Leí en una vieja edición del periódico La Jornada, de México, un interesante artículo de Carlos Montemayor que quiero compartir con los lectores de esta columna.
Pero primero permítaseme decir que Carlos Montemayor fue un eminente intelectual miembro de la Academia Mexicana de la Lengua, fallecido en febrero de 2010 a la edad de 63 años.
En su artículo titulado El anciano en la literatura clásica, Montemayor dice que Ovidio, el clásico poeta latino de la antigüedad “narró la historia de la Sibila de Cumas en sus Metamorfosis”. Como se sabe, las sibilas eran las sacerdotisas que transmitían los oráculos o respuestas de los dioses, particularmente de Apolo. En Grecia la sibila más conocida era la también llamada pitonisa del templo de Apolo en Delfos, en tanto que en el mundo latino la más famosa era la Sibila de Cumas, antigua ciudad que fue construida en el mismo lugar donde los griegos establecieron su primera colonia en Italia.
Por cierto que la Sibila de Cumas fue quien condujo a Eneas en su viaje a las profundidades del Infierno, cuando el príncipe troyano sobreviviente de la guerra y la destrucción de Troya llegó a Italia para establecer los cimientos de la civilización romana.
Antes de ser sacerdotisa, la Sibila de Cumas era una joven hermosísima de la cual se enamoró Apolo.
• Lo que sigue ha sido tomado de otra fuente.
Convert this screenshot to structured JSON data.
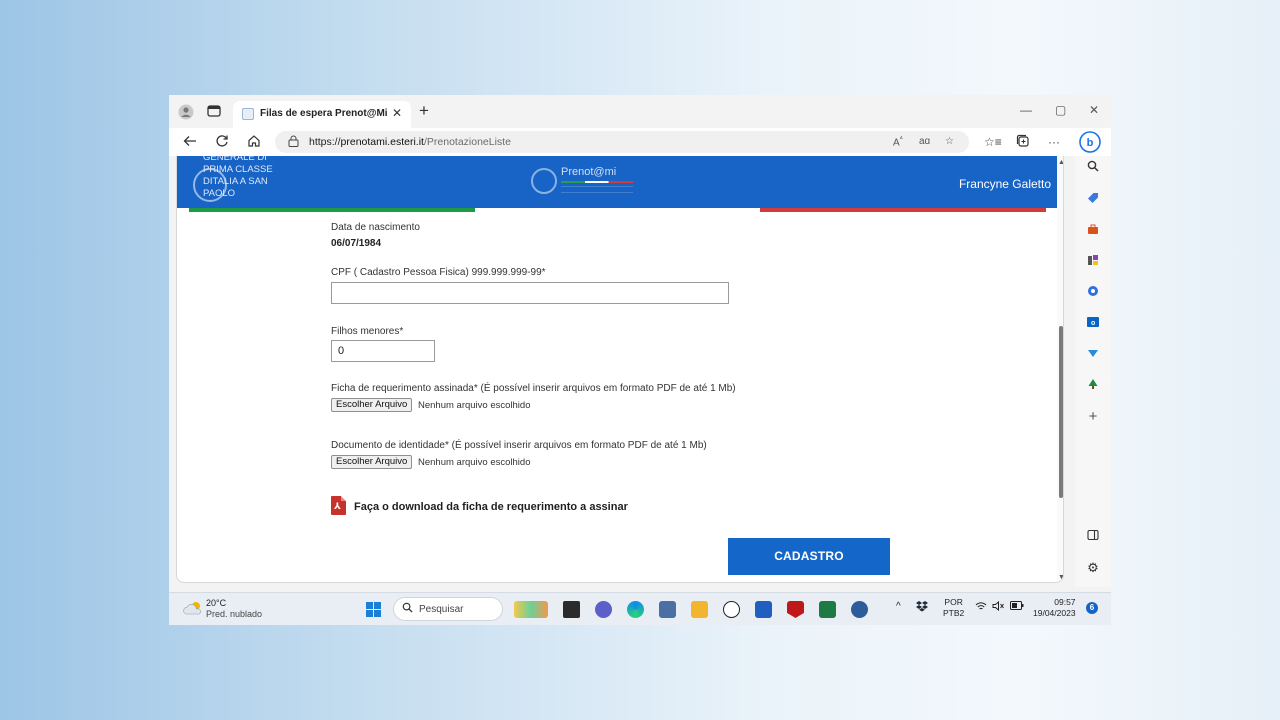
{
  "browser": {
    "tab_title": "Filas de espera Prenot@Mi",
    "tab_close": "✕",
    "new_tab": "+",
    "window_controls": {
      "minimize": "—",
      "restore": "▢",
      "close": "✕"
    },
    "url_scheme": "https://",
    "url_host": "prenotami.esteri.it",
    "url_path": "/PrenotazioneListe",
    "nav_icons": [
      "back-arrow-icon",
      "refresh-icon",
      "home-icon",
      "lock-icon"
    ],
    "url_action_icons": [
      "read-aloud-icon",
      "translate-icon",
      "favorite-add-icon"
    ],
    "toolbar_icons": [
      "favorites-icon",
      "collections-icon",
      "more-icon",
      "bing-chat-icon"
    ],
    "sidebar_icons": [
      "search-icon",
      "shopping-tag-icon",
      "tools-icon",
      "games-icon",
      "microsoft365-icon",
      "outlook-icon",
      "drop-icon",
      "tree-icon",
      "add-icon",
      "sidebar-toggle-icon",
      "settings-icon"
    ],
    "colors": {
      "accent": "#1763c6",
      "flag_green": "#1e9a46",
      "flag_white": "#ffffff",
      "flag_red": "#d23b3b"
    }
  },
  "site": {
    "header_logo_text": "GENERALE DI PRIMA CLASSE DITALIA A SAN PAOLO",
    "brand_name": "Prenot@mi",
    "user_name": "Francyne Galetto"
  },
  "form": {
    "birth_label": "Data de nascimento",
    "birth_value": "06/07/1984",
    "cpf_label": "CPF ( Cadastro Pessoa Fisica) 999.999.999-99*",
    "cpf_value": "",
    "children_label": "Filhos menores*",
    "children_value": "0",
    "signed_form_label": "Ficha de requerimento assinada* (É possível inserir arquivos em formato PDF de até 1 Mb)",
    "signed_form_button": "Escolher Arquivo",
    "signed_form_status": "Nenhum arquivo escolhido",
    "id_doc_label": "Documento de identidade* (É possível inserir arquivos em formato PDF de até 1 Mb)",
    "id_doc_button": "Escolher Arquivo",
    "id_doc_status": "Nenhum arquivo escolhido",
    "download_text": "Faça o download da ficha de requerimento a assinar",
    "submit_label": "CADASTRO"
  },
  "taskbar": {
    "weather_temp": "20°C",
    "weather_desc": "Pred. nublado",
    "search_placeholder": "Pesquisar",
    "lang_line1": "POR",
    "lang_line2": "PTB2",
    "time": "09:57",
    "date": "19/04/2023",
    "notification_count": "6"
  }
}
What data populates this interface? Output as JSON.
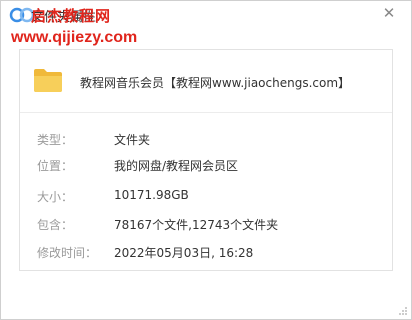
{
  "window": {
    "title": "文件夹属性",
    "close_icon": "close-icon"
  },
  "watermark": {
    "line1": "启杰教程网",
    "line2": "www.qijiezy.com",
    "color": "#e0251c"
  },
  "item": {
    "name": "教程网音乐会员【教程网www.jiaochengs.com】",
    "icon": "folder-icon",
    "icon_color": "#f5c84c"
  },
  "properties": [
    {
      "label": "类型：",
      "value": "文件夹"
    },
    {
      "label": "位置：",
      "value": "我的网盘/教程网会员区"
    },
    {
      "label": "大小：",
      "value": "10171.98GB"
    },
    {
      "label": "包含：",
      "value": "78167个文件,12743个文件夹"
    },
    {
      "label": "修改时间：",
      "value": "2022年05月03日, 16:28"
    }
  ]
}
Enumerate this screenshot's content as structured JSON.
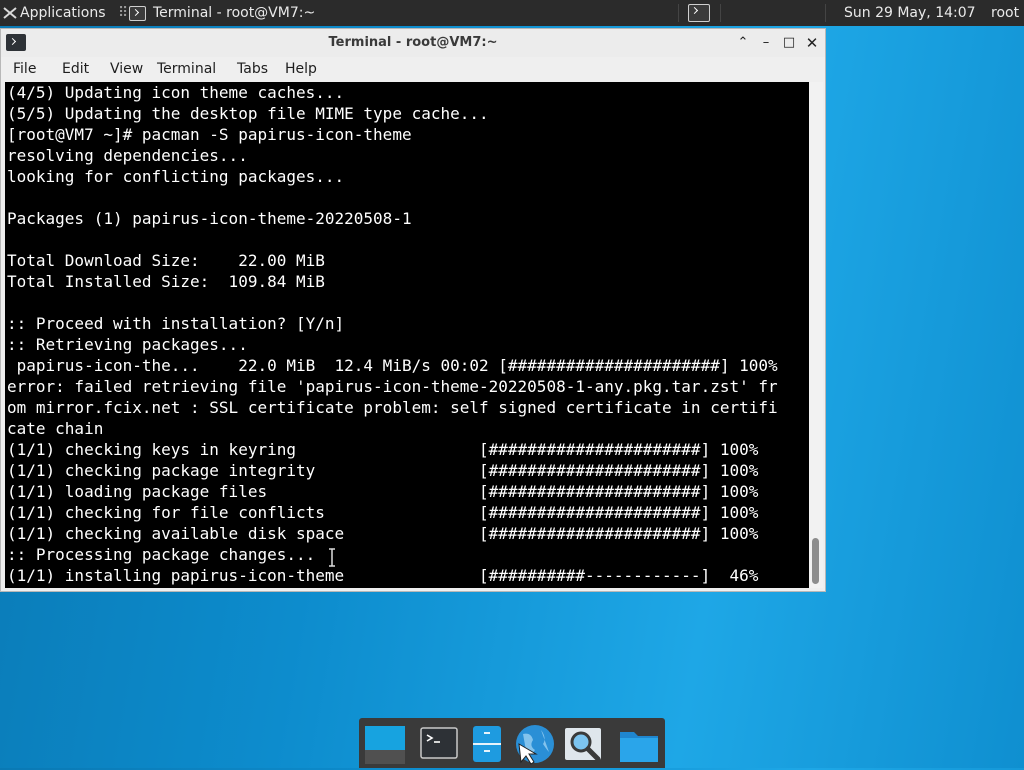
{
  "top_panel": {
    "applications_label": "Applications",
    "separator_glyph": "⠿",
    "task_label": "Terminal - root@VM7:~",
    "clock": "Sun 29 May, 14:07",
    "user": "root"
  },
  "window": {
    "title": "Terminal - root@VM7:~",
    "buttons": {
      "up": "⌃",
      "minimize": "–",
      "maximize": "□",
      "close": "✕"
    }
  },
  "menu": [
    "File",
    "Edit",
    "View",
    "Terminal",
    "Tabs",
    "Help"
  ],
  "terminal": {
    "lines": [
      "(4/5) Updating icon theme caches...",
      "(5/5) Updating the desktop file MIME type cache...",
      "[root@VM7 ~]# pacman -S papirus-icon-theme",
      "resolving dependencies...",
      "looking for conflicting packages...",
      "",
      "Packages (1) papirus-icon-theme-20220508-1",
      "",
      "Total Download Size:    22.00 MiB",
      "Total Installed Size:  109.84 MiB",
      "",
      ":: Proceed with installation? [Y/n]",
      ":: Retrieving packages...",
      " papirus-icon-the...    22.0 MiB  12.4 MiB/s 00:02 [######################] 100%",
      "error: failed retrieving file 'papirus-icon-theme-20220508-1-any.pkg.tar.zst' fr",
      "om mirror.fcix.net : SSL certificate problem: self signed certificate in certifi",
      "cate chain",
      "(1/1) checking keys in keyring                   [######################] 100%",
      "(1/1) checking package integrity                 [######################] 100%",
      "(1/1) loading package files                      [######################] 100%",
      "(1/1) checking for file conflicts                [######################] 100%",
      "(1/1) checking available disk space              [######################] 100%",
      ":: Processing package changes...",
      "(1/1) installing papirus-icon-theme              [##########------------]  46%"
    ]
  },
  "dock": {
    "items": [
      "desktop-icon",
      "terminal-icon",
      "file-manager-icon",
      "web-browser-icon",
      "app-finder-icon",
      "folder-icon"
    ]
  },
  "colors": {
    "desktop_accent": "#0d8ccd",
    "panel_bg": "#2b2b2b",
    "terminal_bg": "#000000",
    "terminal_fg": "#ffffff"
  }
}
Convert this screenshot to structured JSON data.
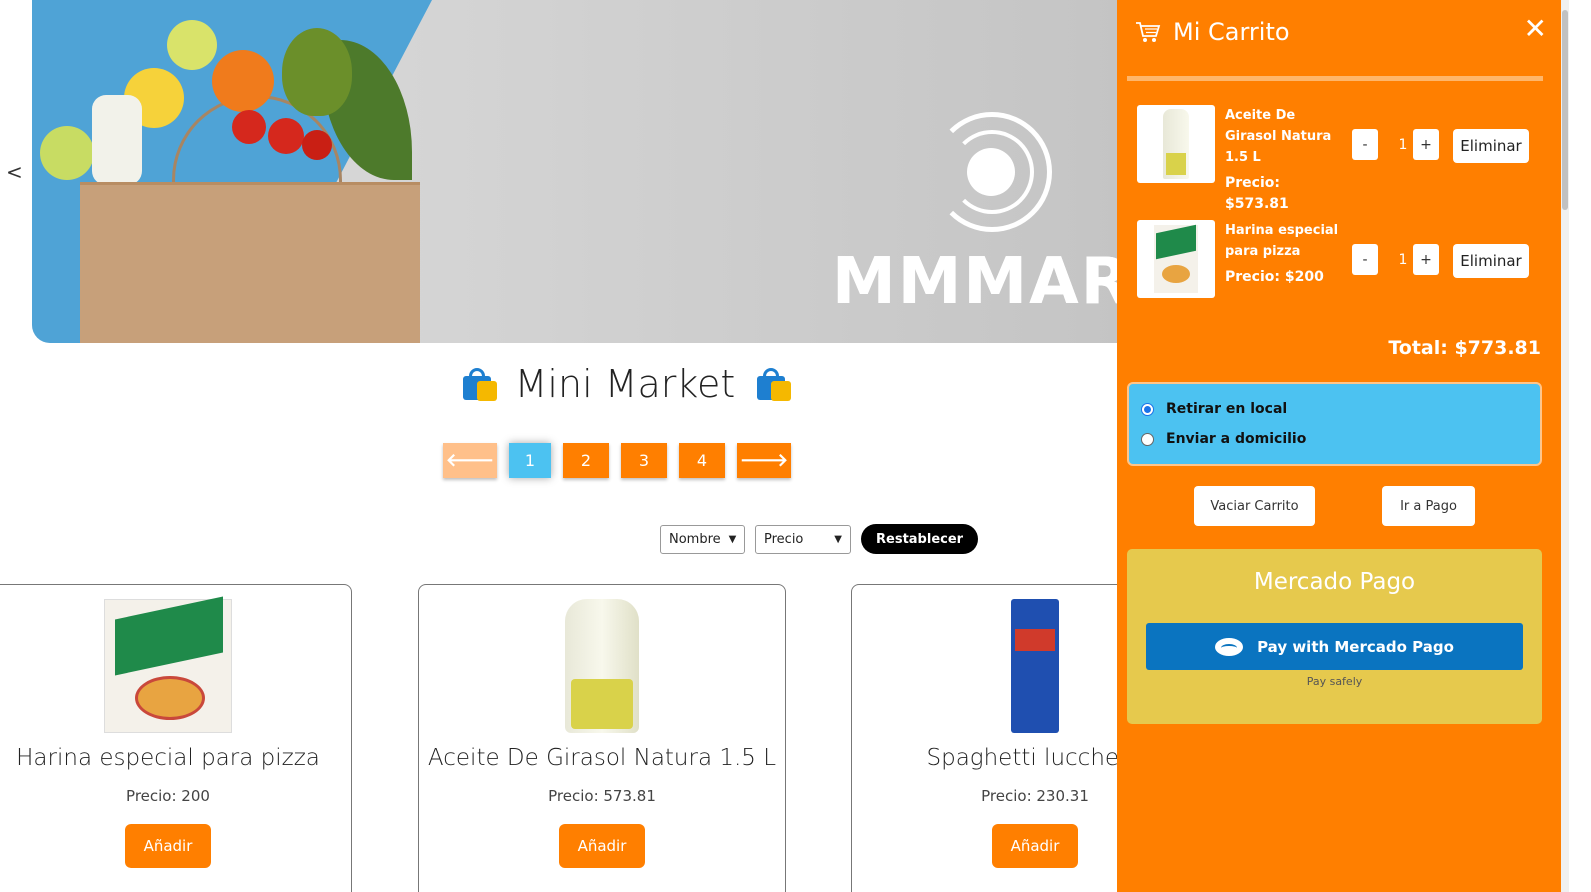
{
  "carousel": {
    "prev_label": "<",
    "brand_text": "MMMARKET"
  },
  "header": {
    "title": "Mini Market"
  },
  "pagination": {
    "prev_icon": "arrow-left-icon",
    "next_icon": "arrow-right-icon",
    "prev_glyph": "🡐",
    "next_glyph": "🡒",
    "pages": [
      "1",
      "2",
      "3",
      "4"
    ],
    "current": "1"
  },
  "filters": {
    "sort_name": "Nombre",
    "sort_price": "Precio",
    "reset_label": "Restablecer"
  },
  "products": [
    {
      "name": "Harina especial para pizza",
      "price": "Precio: 200",
      "button": "Añadir"
    },
    {
      "name": "Aceite De Girasol Natura 1.5 L",
      "price": "Precio: 573.81",
      "button": "Añadir"
    },
    {
      "name": "Spaghetti lucchetti",
      "price": "Precio: 230.31",
      "button": "Añadir"
    }
  ],
  "cart": {
    "title": "Mi Carrito",
    "close_glyph": "✕",
    "items": [
      {
        "name": "Aceite De Girasol Natura 1.5 L",
        "price": "Precio: $573.81",
        "qty": "1",
        "minus": "-",
        "plus": "+",
        "remove": "Eliminar"
      },
      {
        "name": "Harina especial para pizza",
        "price": "Precio: $200",
        "qty": "1",
        "minus": "-",
        "plus": "+",
        "remove": "Eliminar"
      }
    ],
    "total": "Total: $773.81",
    "delivery": {
      "pickup": "Retirar en local",
      "home": "Enviar a domicilio",
      "selected": "Retirar en local"
    },
    "empty_label": "Vaciar Carrito",
    "pay_label": "Ir a Pago"
  },
  "mercado_pago": {
    "title": "Mercado Pago",
    "button": "Pay with Mercado Pago",
    "subtitle": "Pay safely"
  },
  "colors": {
    "accent": "#ff7f00",
    "active_page": "#4cc2f1",
    "mp_panel": "#e6c94d",
    "mp_button": "#0a74c0"
  }
}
Según cuenta el mexicano Carlos Montemayor en su artículo antes mencionado, “el dios Apolo en vano la requirió de amores hasta que le prometió concederle el deseo que ella pidiera; tendida en la playa, la doncella tomó un puñado de arena y le rogó vivir tantos años cuantos granos de arena le mostraba en la mano. Mil años cupieron en el puño de la virgen de Cumas. Emocionada por la promesa del dios, olvidó, sin embargo, pedirle a Apolo la juventud para los mil años de vida. Setecientos años después Eneas la encontró, según relata Ovidio, y confesó melancólica, dulcemente, que aún le faltaban vivir tres siglos más, que se tornaría cada vez más pequeña, tanto que nadie la reconocería, ni siquiera el dios que llegó a amarla, y que solo por la voz sería escuchada, que la voz le dejarían los hados”.
Concluye el mexicano Carlos Montemayor su versión sobre la leyenda de la Sibila de Cumas, señalando que “el final de su historia la leemos en el Satiricón de Petronio, cuando Trimalción afirma haberla visto ya muy empequeñecida por la vejez; se hallaba dentro de una botellita que colgaba; los niños se acercaban a jugar con ella y le preguntaban “¿Qué quieres?”, y ella respondía: “Quiero morir”.
Es interesante tomar nota de que esta leyenda de la Sibila de Cumas es igual o muy parecida a la del troyano Titono, quien era hermano de Príamo, el rey de Troya cuando la legendaria ciudad helénica del Asia Menor fue invadida y sitiada por los griegos durante 10 años, hasta que finalmente la pudieron tomar, la saquearon y la destruyeron para siempre.
La Aurora, hija de Titán y de Gea (la tierra), se enamoró de Titono y para conquistarlo le ofreció lo que él quisiera. Titono le pidió la inmortalidad y de inmediato Aurora se la concedió. Pero Titono no pidió que su inmortalidad fuera acompañada con la eterna juventud, de manera que al pasar el tiempo fue envejeciendo y consumiéndose hasta que de él solo quedó un silbido.
Y cuenta la leyenda que compadecida la Aurora del infortunio de Titono, lo convirtió en la cigarra o chicharra que silba hasta hoy en los campos para llamar la atención de su enamorada.